La libération commence le 6 juin 1944 avec le débarquement de Normandie et se complète en août par celui de Provence . Jusqu'en mai 1945, la poursuite de la guerre est l'objectif qui mobilise les énergies. La libération progressive du territoire s'accompagne de batailles acharnées : bataille de Normandie, percée d'Avranches, bataille des Ardennes, maquis de Saint Marcel (Morbihan), résistance du maquis des Glières et de celui du Vercors, etc. Les troupes allemandes se livrent à des massacres de représailles sur les populations civiles. Avant la Libération des exécutions et des assassinats ont également lieu dans cette tourmente de l'année 1944, de libération du territoire national, qui mettent en cause tant les occupants que la Milice. Les 2 points culminants restent la libération de Paris et finalement la libération de Strasbourg par la 2ème DB. Alors que la libération progresse, a lieu le départ du dernier convoi de déportés juifs de Drancy.

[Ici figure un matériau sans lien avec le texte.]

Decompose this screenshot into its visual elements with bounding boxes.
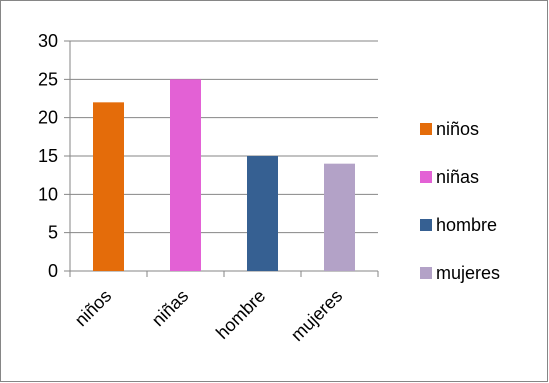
legend-swatch-2 [420, 219, 432, 231]
legend-label-3: mujeres [436, 263, 500, 283]
y-tick-label-15: 15 [38, 146, 58, 166]
legend-label-1: niñas [436, 167, 479, 187]
bar-3 [324, 163, 355, 271]
bar-0 [93, 102, 124, 271]
x-category-label-3: mujeres [287, 286, 346, 345]
y-tick-label-0: 0 [48, 261, 58, 281]
legend-swatch-0 [420, 123, 432, 135]
legend-swatch-3 [420, 267, 432, 279]
y-tick-label-30: 30 [38, 31, 58, 51]
y-tick-label-20: 20 [38, 108, 58, 128]
y-tick-label-5: 5 [48, 223, 58, 243]
legend-label-0: niños [436, 119, 479, 139]
x-axis-labels: niños niñas hombre mujeres [71, 286, 347, 345]
bar-1 [170, 79, 201, 271]
y-tick-label-25: 25 [38, 69, 58, 89]
legend-label-2: hombre [436, 215, 497, 235]
y-tick-label-10: 10 [38, 184, 58, 204]
x-category-label-0: niños [71, 286, 116, 331]
x-category-label-1: niñas [148, 286, 193, 331]
legend-swatch-1 [420, 171, 432, 183]
legend: niños niñas hombre mujeres [420, 119, 500, 283]
y-axis: 0 5 10 15 20 25 30 [38, 31, 379, 281]
bar-2 [247, 156, 278, 271]
bars [93, 79, 355, 271]
x-category-label-2: hombre [212, 286, 269, 343]
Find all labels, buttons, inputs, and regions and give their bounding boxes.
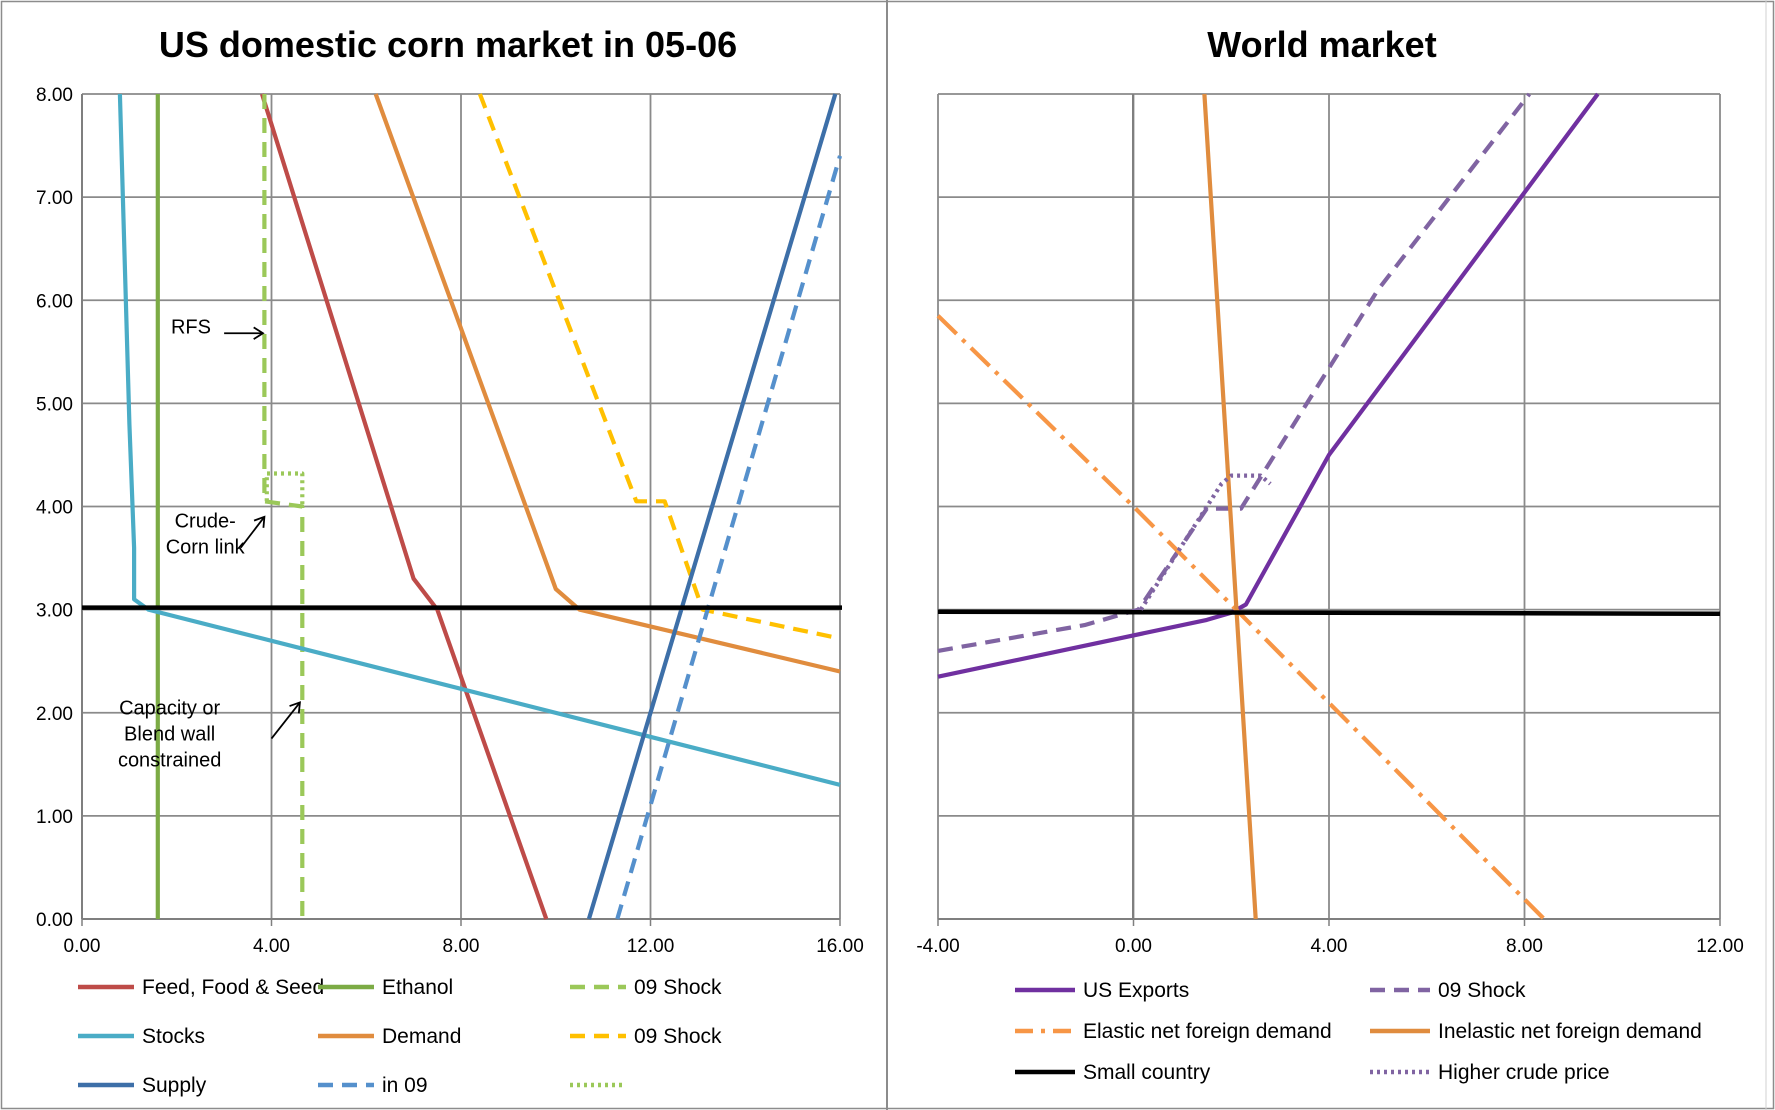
left-arrow-head: [253, 515, 266, 528]
right-legend-label-us-exports: US Exports: [1083, 979, 1189, 1002]
right-x-tick-label: 4.00: [1311, 936, 1348, 957]
left-annotation-line: Corn link: [166, 537, 246, 559]
left-chart-title: US domestic corn market in 05-06: [159, 24, 737, 65]
left-y-tick-label: 8.00: [36, 85, 73, 106]
left-annotation: RFS: [171, 316, 211, 338]
right-x-tick-label: 0.00: [1115, 936, 1152, 957]
left-x-tick-label: 12.00: [627, 936, 675, 957]
right-series-inelastic-net-foreign-demand-line: [1202, 93, 1258, 920]
left-chart-panel: US domestic corn market in 05-06 0.00 4.0…: [36, 24, 864, 1097]
left-series-demand-line: [373, 93, 841, 674]
right-series-small-country-line: [937, 609, 1721, 617]
right-series-elastic-net-foreign-demand-line: [936, 314, 1546, 921]
right-legend-label-09-shock: 09 Shock: [1438, 979, 1526, 1002]
left-annotation-line: Blend wall: [124, 724, 215, 746]
left-series-09-shock-line: [262, 94, 305, 919]
right-legend-label-elastic-net-foreign-demand: Elastic net foreign demand: [1083, 1020, 1332, 1043]
right-legend-label-small-country: Small country: [1083, 1061, 1211, 1084]
right-series-us-exports-line: [937, 92, 1600, 679]
left-arrow-shaft: [270, 701, 301, 740]
left-annotation-line: Crude-: [175, 511, 236, 533]
left-legend-label-supply: Supply: [142, 1074, 207, 1097]
left-x-tick-label: 8.00: [443, 936, 480, 957]
left-x-tick-label: 0.00: [64, 936, 101, 957]
left-annotation-line: RFS: [171, 316, 211, 338]
left-legend-label-09-shock: 09 Shock: [634, 1025, 722, 1048]
left-legend-label-feed-food-seed: Feed, Food & Seed: [142, 976, 324, 999]
left-x-tick-label: 4.00: [253, 936, 290, 957]
left-y-tick-label: 2.00: [36, 704, 73, 725]
left-y-tick-label: 6.00: [36, 291, 73, 312]
left-annotation-line: Capacity or: [119, 698, 220, 720]
right-legend-label-inelastic-net-foreign-demand: Inelastic net foreign demand: [1438, 1020, 1702, 1043]
left-y-tick-label: 5.00: [36, 394, 73, 415]
left-x-tick-label: 16.00: [816, 936, 864, 957]
left-series-group: [82, 93, 842, 920]
left-y-tick-label: 7.00: [36, 188, 73, 209]
left-arrow-shaft: [239, 516, 266, 549]
left-legend-label-stocks: Stocks: [142, 1025, 205, 1048]
left-series-09-shock-line: [477, 93, 841, 641]
left-arrow-head: [253, 326, 265, 340]
right-series-higher-crude-price-line: [1139, 473, 1272, 611]
left-legend-label-09-shock: 09 Shock: [634, 976, 722, 999]
right-legend-label-higher-crude-price: Higher crude price: [1438, 1061, 1610, 1084]
left-legend-label-ethanol: Ethanol: [382, 976, 453, 999]
left-legend-label-demand: Demand: [382, 1025, 461, 1048]
right-x-tick-label: 8.00: [1506, 936, 1543, 957]
left-series-extra-shock-line: [264, 471, 305, 507]
left-y-tick-label: 3.00: [36, 601, 73, 622]
left-series-supply-line: [586, 93, 838, 920]
left-series-feed-food-seed-line: [259, 93, 549, 920]
right-chart-title: World market: [1207, 24, 1436, 65]
left-annotation: Capacity or Blend wall constrained: [118, 698, 221, 772]
left-annotation: Crude- Corn link: [166, 511, 246, 559]
left-y-tick-label: 1.00: [36, 807, 73, 828]
left-legend-label-in-09: in 09: [382, 1074, 428, 1097]
right-series-group: [936, 92, 1721, 921]
left-series-in-09-line: [615, 155, 842, 920]
right-x-tick-label: -4.00: [916, 936, 959, 957]
left-arrow-head: [289, 701, 301, 714]
right-x-tick-label: 12.00: [1696, 936, 1744, 957]
left-y-tick-label: 4.00: [36, 498, 73, 519]
left-y-tick-label: 0.00: [36, 910, 73, 931]
left-series-stocks-line: [117, 93, 841, 787]
right-chart-panel: World market -4.00 0.00 4.00 8.00 12.00 US Ex…: [916, 24, 1743, 1084]
left-annotation-line: constrained: [118, 750, 221, 772]
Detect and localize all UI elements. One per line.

La Libération c'est aussi la restauration de la vie politique. Au fur et à mesure que le territoire connaît sa libération, les Français réinventent les institutions politiques et veulent réformer les structures juridiques et économiques du pays. Le mouvement à la Libération est double : il est inspiré par la Résistance intérieure et mené par le général de Gaulle. Les Mouvements Unis de Résistance (MUR) regroupent plusieurs autres mouvements en Mouvement de Libération Nationale (MLN) ; à la conférence de Brazzaville de Gaulle étudie les futures relations, nées de la libération, entre la métropole et les colonies.
Avant la Libération, le Conseil National de la Résistance avait adopté un programme d'action destiné à être mis en oeuvre à la libération de la France. Dans la même perspective de la Libération, une ordonnance du CFLN définit les conditions de rétablissement de la démocratie après la Libération : elle innove en prévoyant d'accorder le droit de vote aux femmes.
Avec la Libération plusieurs problèmes donnent lieu à des tensions : l'intégration des FFI à l'armée française ; les positions du PC ; l'épuration « sauvage ».